Определяющим для биографии Герцык становится событие революции и последующий опыт пережитых в Крыму репрессий и лишений. И поэзия, и свидетельство жизненного опыта жертвы раннего террора в молодой советской республике делают голос Герцык одним из самых значимых голосов России — поруганной России, возможно, скорее могущей найти понимание за границей. Для этих первых лагерных вестей задолго до того, как ГУЛАГ приобретает свой зрелый политический и организационный облик, важна попытка уловить в еще не вполне сложившихся чертах грядущего массового террора нечто совсем иное, а именно христианское эсхатологическое чаяние. «Подвальные очерки», которые она пишет после краткого ареста в январе 1921 года, опубликованные только после ее смерти в Риге в 1926 году, не содержат политической аргументации, но стремятся понять новую систему не per negationem (от противного). Значимы не обоснование ареста или его произвол, но сам характер христианского свидетельства многих страждущих вместе с автором в темницах Крыма. Определяющим для этого истового и исповедального позднего творчества становится полное отсутствие обращений к России. Любовь Столица (Ершова) ошибается, когда патетически провозглашает поздний путь Герцык в мистику «русским»: «И какой русский это путь! Какое русское богоискательство!» Взыскуя Господа, Герцык, конечно, в первую очередь христианка, но поверх конфессиональных барьеров, и, если заходит речь о выполнении конкретных обрядов, стоит ближе к латинской традиции, чем к православной (на это справедливо указывал еще Зайцев), и испытывает влияние западноевропейской мистики. Но важнее всего в этой поздней поэзии то, что под сенью мистики и общей молитвенной традиции она избавляется от давящей скованности теософского дискурса, сбивавшего с пути многих и более твердых в эстетическом отношении представителей символизма, как видно на примере Андрея Белого (и не только его одного). Для Герцык теософия — лишь самое начало пути посвящения.
В оценке сестры
В своих мемуарах Евгения Герцык предлагает основополагающую программную, до сих пор не утратившую актуальности оценку творчества сестры. Аделаида начинает с модного пафоса литературного новаторства в духе времени: текст становится литературой прежде всего посредством новой формы. Как и многие в ее поколении, она родом из французского модерна, однако в своем развитии приходит к простоте формы, ориентированной на народную песню: «Но как прозрачен в этой тетради творческий путь сестры. Такая жадная на новшества формы в беспечальные свои годы, когда она по очереди влюблялась в разные поэтические школы, теперь она равнодушно хватает первые попавшиеся банальнейшие эпитеты, метафоры. […] Аделаида тянется к шири русской песни, — от своего прежнего безъязычья не к изысканности новых поэтов обращается, а к речевой стихии народа». От народной песни идет и музыкальность стиха, о которой пишет еще Брюсов в краткой заметке о первом стихотворном сборнике 1910 года.

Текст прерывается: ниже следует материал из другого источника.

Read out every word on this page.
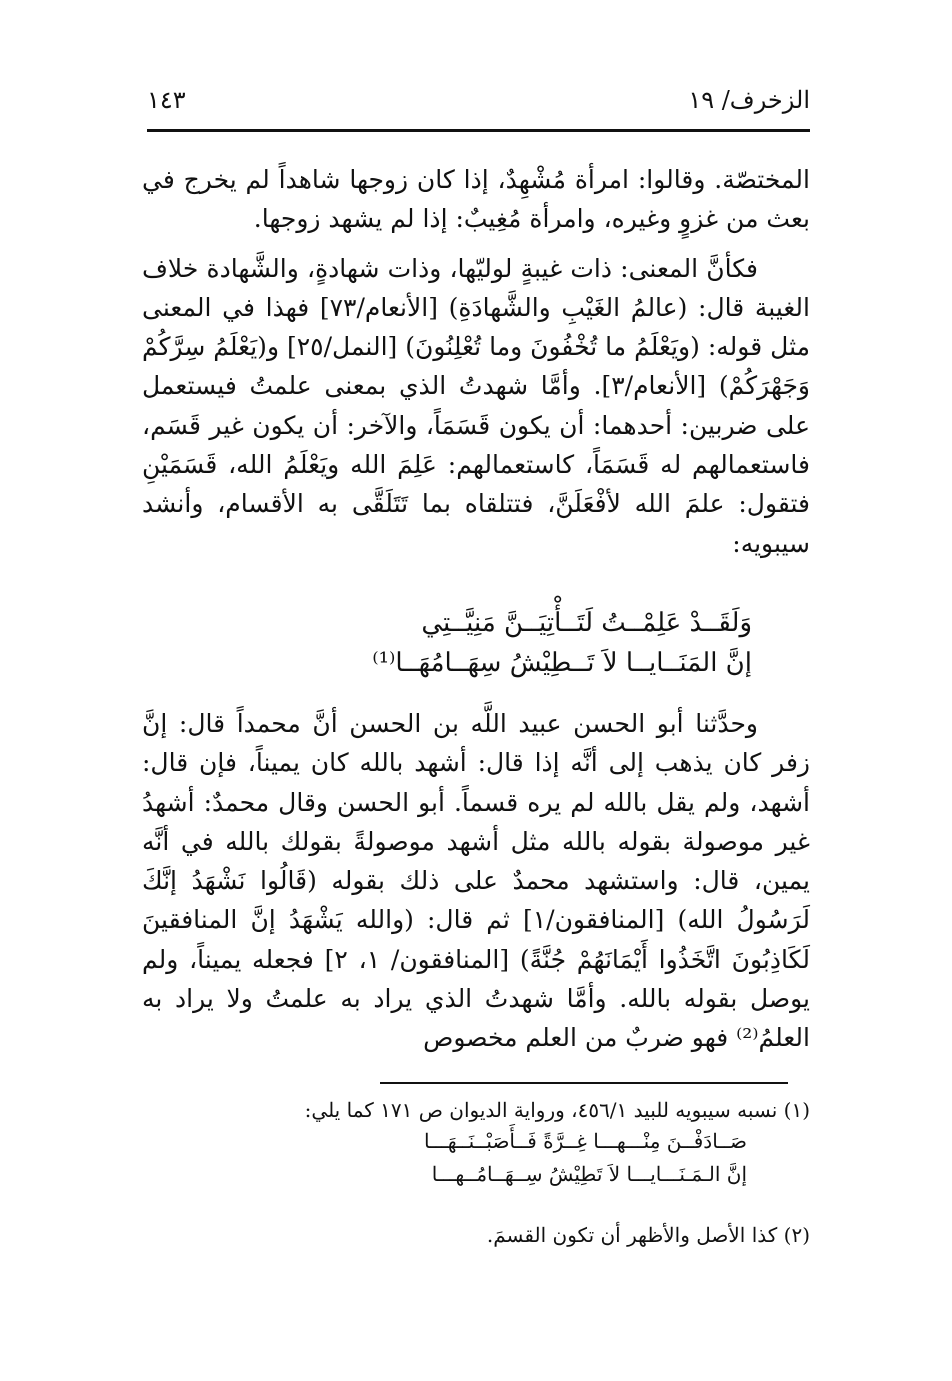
الزخرف/ ١٩
١٤٣

المختصّة. وقالوا: امرأة مُشْهِدٌ، إذا كان زوجها شاهداً لم يخرج في بعث من غزوٍ وغيره، وامرأة مُغِيبٌ: إذا لم يشهد زوجها.

فكأنَّ المعنى: ذات غيبةٍ لوليّها، وذات شهادةٍ، والشَّهادة خلاف الغيبة قال: (عالمُ الغَيْبِ والشَّهادَةِ) [الأنعام/٧٣] فهذا في المعنى مثل قوله: (ويَعْلَمُ ما تُخْفُونَ وما تُعْلِنُونَ) [النمل/٢٥] و(يَعْلَمُ سِرَّكُمْ وَجَهْرَكُمْ) [الأنعام/٣]. وأمَّا شهدتُ الذي بمعنى علمتُ فيستعمل على ضربين: أحدهما: أن يكون قَسَمَاً، والآخر: أن يكون غير قَسَم، فاستعمالهم له قَسَمَاً، كاستعمالهم: عَلِمَ الله ويَعْلَمُ الله، قَسَمَيْنِ فتقول: علمَ الله لأفْعَلَنَّ، فتتلقاه بما تَتَلَقَّى به الأقسام، وأنشد سيبويه:

وَلَقَــدْ عَلِمْــتُ لَتَــأْتِيَــنَّ مَنِيَّــتِي
إنَّ المَنَــايــا لاَ تَــطِيْشُ سِهَــامُهَــا⁽¹⁾

وحدَّثنا أبو الحسن عبيد اللَّه بن الحسن أنَّ محمداً قال: إنَّ زفر كان يذهب إلى أنَّه إذا قال: أشهد بالله كان يميناً، فإن قال: أشهد، ولم يقل بالله لم يره قسماً. أبو الحسن وقال محمدٌ: أشهدُ غير موصولة بقوله بالله مثل أشهد موصولةً بقولك بالله في أنَّه يمين، قال: واستشهد محمدٌ على ذلك بقوله (قَالُوا نَشْهَدُ إنَّكَ لَرَسُولُ الله) [المنافقون/١] ثم قال: (والله يَشْهَدُ إنَّ المنافقينَ لَكَاذِبُونَ اتَّخَذُوا أَيْمَانَهُمْ جُنَّةً) [المنافقون/ ١، ٢] فجعله يميناً، ولم يوصل بقوله بالله. وأمَّا شهدتُ الذي يراد به علمتُ ولا يراد به العلمُ⁽²⁾ فهو ضربٌ من العلم مخصوص

(١) نسبه سيبويه للبيد ٤٥٦/١، ورواية الديوان ص ١٧١ كما يلي:
صَــادَفْــنَ مِنْـــهـــا غِــرَّةً فَــأَصَبْــنَــهَـــا
إنَّ الـمَـنَـــايـــا لاَ تَطِيْشُ سِــهَــامُــهـــا
(٢) كذا الأصل والأظهر أن تكون القسمَ.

В подходе Евгении Герцык показательно, что в ее восприятии (а также и в восприятии всех современников) Аделаида Герцык — прежде всего поэтесса. И сегодня это так, даже если некоторые из ее прозаических текстов — например, «Из мира детских игр» — мы считаем более интересными и оригинальными, чем ее поэзию. Эта общепринятая иерархия ценностей, где царит поэзия, объясняет уже упомянутую непоследовательность прозы, ведь поэзия развивалась постепенно и последовательно. В сравнении с поэзией проза всегда дополнительна, вторична. Она так и не совершает решительного шага к фикциональности, за исключением повести «Неразумная». В центре повести — женский образ, говорящий о стесненности и зависимости женщины и характерном для эпохи отчуждении полов. Реалистически рассказанная история в конце растворяется в мифе, когда женщина мечтает о прорыве в природу. При всей оригинальности, идущей от гендерной оценки, повесть вылеплена из ожиданий и тенденций времени и не выходит за их пределы. Остальная проза, напротив, чересчур вымышленная: исходная форма эссе или автобиографии, доминирующая в творчестве Герцык, используется как сюжет, причем авторский голос автобиографии крайне концептуален, а в эссеистике, напротив, авторская рефлексия обращена на индивидуальное. Особенно очевидно это последнее в «Моих романах», где ранние литературоведческие и теоретические работы пропущены сквозь призму личного опыта. В этой форме проза приобретает функцию вспомогательного или прикладного текста, по крайней мере, вне контекста остального наследия она не вполне жизнеспособна.